The third drawback is that if you’re tossing your media out because it’s physically damaged, you probably won’t be able to overwrite it with meaningless data. For instance, if you’re tossing a hard drive out because of a burned out motor, it’s still got the data on it – but you’re not going to be able to read or write data on the disk with conventional methods.
This method also means you’re still left with physical backup media you need to get rid of.
2. Physical Destruction
A very popular and effective technique, depending on the method you use. Again, there’s pros and cons.
Data destruction machines exist for the sole purpose of destroying your backup media. However, due to the cost and space these machines take up – and a bit of lazyness – many admins typically take a “do-it-yourself” approach to media destruction (*cough*hammer*cough*). As therapeutic as this is for a SysAdmin, there’s the chance this can result in injury.
As a business, and if you’re the one destroying the media, this is something you’ll obviously want to avoid.
Degaussing is a method of disposing of backup media that has existed for ages. It’s fast and doesn’t involve physical risk to the user – the two drawbacks of overwriting and physical destruction, respectively. But degaussing comes with it’s own drawbacks.
Firstly, it’s worth noting that today’s disks and tapes are more resistant to degaussing than in the past; If you do go with degaussing your backup media, you’ll want a commercial degausser – but these can be costly, between $2,000 to $5,000 US. Anything less, and you’re probably not going to be using a strong enough magnet to properly degauss your data.
The biggest problem with degaussing is verifying that your data is destroyed. Making sure that none of your data can be read from degaussed media can be time-consuming and error prone. This makes it somewhat impractical, meaning you might not want to use it as your primary disposal method.
4. Professional Disposal
There are certified disposal service providers who can get rid of your backup media for you, whether your media is intact or not. You can often opt for the recycling of your backup media, or complete destruction.
Chances are if your media is physically intact, you can recycle it. Just because it’s been sitting in storage for two years doesn’t mean it’s been used continuously. That means it could be traded in for credit, replacement, or money. If it’s not recyclable, the service will have a lot of techniques for destroying your media; from crushers to shredders.
Make sure the service you use is credible, ask them the measures they take to clear your business data, and insist on confirmation. This can be either a video of the media’s destruction or receiving the pieces of your destroyed media. They should hand you a certificate of of disposal once all this is done. Be highly suspicious of any service that refuses to offer this sort of written assurance.

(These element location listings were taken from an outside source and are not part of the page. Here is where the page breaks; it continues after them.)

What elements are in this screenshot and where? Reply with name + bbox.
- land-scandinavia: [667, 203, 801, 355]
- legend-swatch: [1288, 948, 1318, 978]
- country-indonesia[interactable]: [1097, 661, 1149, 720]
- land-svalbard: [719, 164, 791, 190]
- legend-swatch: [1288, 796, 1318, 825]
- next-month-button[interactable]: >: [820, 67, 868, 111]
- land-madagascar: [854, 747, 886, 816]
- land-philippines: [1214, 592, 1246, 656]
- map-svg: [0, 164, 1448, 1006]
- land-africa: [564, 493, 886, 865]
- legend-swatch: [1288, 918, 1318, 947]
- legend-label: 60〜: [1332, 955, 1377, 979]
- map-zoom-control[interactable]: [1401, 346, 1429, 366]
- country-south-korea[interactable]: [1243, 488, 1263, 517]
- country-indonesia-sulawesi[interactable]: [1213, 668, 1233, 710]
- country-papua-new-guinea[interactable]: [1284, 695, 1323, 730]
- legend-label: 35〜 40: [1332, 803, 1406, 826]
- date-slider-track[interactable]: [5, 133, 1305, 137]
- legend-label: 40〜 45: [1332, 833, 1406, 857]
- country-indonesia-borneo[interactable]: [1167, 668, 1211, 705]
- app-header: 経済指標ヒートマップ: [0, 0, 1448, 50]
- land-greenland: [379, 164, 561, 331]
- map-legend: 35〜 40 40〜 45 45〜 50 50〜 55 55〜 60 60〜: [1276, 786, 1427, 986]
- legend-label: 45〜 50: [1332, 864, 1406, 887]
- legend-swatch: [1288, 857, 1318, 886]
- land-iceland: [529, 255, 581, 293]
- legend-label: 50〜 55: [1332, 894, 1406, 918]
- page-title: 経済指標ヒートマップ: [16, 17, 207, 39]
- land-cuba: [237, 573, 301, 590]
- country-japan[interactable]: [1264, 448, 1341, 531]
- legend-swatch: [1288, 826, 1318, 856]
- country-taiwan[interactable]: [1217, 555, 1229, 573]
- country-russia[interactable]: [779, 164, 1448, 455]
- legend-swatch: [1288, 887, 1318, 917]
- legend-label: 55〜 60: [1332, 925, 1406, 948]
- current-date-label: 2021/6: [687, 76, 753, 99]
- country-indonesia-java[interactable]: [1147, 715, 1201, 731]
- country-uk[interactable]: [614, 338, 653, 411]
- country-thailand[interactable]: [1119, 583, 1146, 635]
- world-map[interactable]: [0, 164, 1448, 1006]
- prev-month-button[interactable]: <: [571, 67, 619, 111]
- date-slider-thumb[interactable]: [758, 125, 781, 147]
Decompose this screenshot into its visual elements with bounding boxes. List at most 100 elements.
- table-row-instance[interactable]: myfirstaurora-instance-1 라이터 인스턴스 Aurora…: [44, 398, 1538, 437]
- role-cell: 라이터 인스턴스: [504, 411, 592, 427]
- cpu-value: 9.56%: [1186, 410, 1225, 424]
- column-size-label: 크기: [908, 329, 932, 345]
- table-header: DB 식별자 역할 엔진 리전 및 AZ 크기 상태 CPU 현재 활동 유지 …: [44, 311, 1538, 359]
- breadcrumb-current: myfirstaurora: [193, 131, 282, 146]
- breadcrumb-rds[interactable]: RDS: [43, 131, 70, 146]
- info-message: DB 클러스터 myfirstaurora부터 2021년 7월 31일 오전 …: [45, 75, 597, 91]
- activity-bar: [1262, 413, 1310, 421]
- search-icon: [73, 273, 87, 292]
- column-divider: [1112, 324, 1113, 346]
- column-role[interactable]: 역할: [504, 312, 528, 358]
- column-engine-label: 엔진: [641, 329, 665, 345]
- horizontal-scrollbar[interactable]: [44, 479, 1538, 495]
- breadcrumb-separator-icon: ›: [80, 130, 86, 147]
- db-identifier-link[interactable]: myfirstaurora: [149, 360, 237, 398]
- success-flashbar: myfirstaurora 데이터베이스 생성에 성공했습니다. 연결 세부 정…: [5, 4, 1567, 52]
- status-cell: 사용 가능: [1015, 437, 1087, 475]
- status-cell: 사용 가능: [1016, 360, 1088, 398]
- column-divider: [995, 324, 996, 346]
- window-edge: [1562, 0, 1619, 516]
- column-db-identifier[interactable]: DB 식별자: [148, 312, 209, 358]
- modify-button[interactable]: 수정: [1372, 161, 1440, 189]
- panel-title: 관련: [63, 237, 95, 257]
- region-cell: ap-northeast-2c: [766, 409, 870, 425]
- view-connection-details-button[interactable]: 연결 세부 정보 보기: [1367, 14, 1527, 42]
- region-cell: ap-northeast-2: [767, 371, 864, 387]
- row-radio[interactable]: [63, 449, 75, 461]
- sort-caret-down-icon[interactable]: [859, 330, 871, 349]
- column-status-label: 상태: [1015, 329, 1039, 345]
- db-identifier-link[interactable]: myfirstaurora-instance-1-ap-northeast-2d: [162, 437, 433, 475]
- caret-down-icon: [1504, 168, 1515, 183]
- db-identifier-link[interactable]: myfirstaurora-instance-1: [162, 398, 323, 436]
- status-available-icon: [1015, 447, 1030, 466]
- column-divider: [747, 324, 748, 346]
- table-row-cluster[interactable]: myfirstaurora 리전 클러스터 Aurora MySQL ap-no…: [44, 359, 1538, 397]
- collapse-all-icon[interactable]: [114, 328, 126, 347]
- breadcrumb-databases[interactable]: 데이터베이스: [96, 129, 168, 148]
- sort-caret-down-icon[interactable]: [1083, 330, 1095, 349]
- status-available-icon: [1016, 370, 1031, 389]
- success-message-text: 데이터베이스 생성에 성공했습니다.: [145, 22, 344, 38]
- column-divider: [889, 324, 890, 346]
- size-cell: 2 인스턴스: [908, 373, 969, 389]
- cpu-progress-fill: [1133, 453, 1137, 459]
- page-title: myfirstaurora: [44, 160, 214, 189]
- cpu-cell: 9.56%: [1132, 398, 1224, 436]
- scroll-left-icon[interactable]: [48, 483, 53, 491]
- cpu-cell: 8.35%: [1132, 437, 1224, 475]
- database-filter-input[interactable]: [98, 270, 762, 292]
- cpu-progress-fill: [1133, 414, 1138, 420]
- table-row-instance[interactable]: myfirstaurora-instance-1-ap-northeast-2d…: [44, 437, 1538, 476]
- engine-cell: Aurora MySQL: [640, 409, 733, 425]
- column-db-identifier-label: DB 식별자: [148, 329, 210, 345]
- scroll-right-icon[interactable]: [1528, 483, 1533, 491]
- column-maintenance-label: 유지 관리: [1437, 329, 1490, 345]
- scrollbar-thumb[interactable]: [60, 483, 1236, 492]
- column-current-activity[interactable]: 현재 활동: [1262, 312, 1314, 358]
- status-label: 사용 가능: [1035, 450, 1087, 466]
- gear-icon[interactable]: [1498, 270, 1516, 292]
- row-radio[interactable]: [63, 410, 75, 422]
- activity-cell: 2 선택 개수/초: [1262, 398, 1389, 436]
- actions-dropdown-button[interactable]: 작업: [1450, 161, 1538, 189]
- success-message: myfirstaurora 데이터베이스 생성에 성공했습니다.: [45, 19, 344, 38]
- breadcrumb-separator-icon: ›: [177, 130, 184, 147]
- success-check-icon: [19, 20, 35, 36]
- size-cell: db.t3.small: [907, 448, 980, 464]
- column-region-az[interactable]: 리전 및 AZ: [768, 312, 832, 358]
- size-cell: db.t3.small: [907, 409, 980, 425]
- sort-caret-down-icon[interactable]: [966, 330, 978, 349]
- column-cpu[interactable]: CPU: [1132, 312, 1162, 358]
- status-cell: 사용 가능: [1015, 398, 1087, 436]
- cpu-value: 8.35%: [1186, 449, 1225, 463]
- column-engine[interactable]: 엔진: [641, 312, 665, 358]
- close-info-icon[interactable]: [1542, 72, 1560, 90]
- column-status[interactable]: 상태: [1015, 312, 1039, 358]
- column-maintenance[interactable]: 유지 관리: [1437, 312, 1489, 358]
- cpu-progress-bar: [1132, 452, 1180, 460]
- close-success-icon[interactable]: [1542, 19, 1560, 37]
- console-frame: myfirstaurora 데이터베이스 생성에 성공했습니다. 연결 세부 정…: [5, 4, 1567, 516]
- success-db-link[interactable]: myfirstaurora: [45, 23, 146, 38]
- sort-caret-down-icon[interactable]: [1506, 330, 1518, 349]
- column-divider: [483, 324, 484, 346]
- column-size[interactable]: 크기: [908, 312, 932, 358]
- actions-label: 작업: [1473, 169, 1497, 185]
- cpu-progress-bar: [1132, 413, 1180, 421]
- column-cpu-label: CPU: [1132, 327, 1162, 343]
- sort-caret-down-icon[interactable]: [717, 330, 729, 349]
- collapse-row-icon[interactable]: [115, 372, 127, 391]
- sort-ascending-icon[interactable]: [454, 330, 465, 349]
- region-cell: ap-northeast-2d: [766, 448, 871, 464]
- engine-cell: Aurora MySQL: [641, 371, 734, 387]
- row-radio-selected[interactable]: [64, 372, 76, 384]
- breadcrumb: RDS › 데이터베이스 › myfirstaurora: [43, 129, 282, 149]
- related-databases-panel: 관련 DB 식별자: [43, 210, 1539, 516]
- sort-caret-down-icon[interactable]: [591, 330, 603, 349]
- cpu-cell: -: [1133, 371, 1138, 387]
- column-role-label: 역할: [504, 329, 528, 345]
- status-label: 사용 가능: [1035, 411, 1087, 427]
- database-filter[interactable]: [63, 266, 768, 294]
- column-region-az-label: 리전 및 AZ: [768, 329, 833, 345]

5. The Best Approach: Combine The Methods
Because all these disposal methods have drawbacks, the best way to overcome this is to use a combination of methods. You can overwrite and degauss your media prior to physically destroying it yourself, or handing it over to a disposal service provider. This way you can rest assured that you’re completely insulated against data theft.
Remember: just because your data hasn’t been stolen before, doesn’t mean it can’t happen, and it only has to happen once. A prime example is Iron Mountain, who lost 40 backup tapes in May 2005 of one of it’s clients. The data on these tapes contained the security numbers for 600,000 current and former Time Warner employees.
Make sure you have peace of mind by properly disposing of your backup media!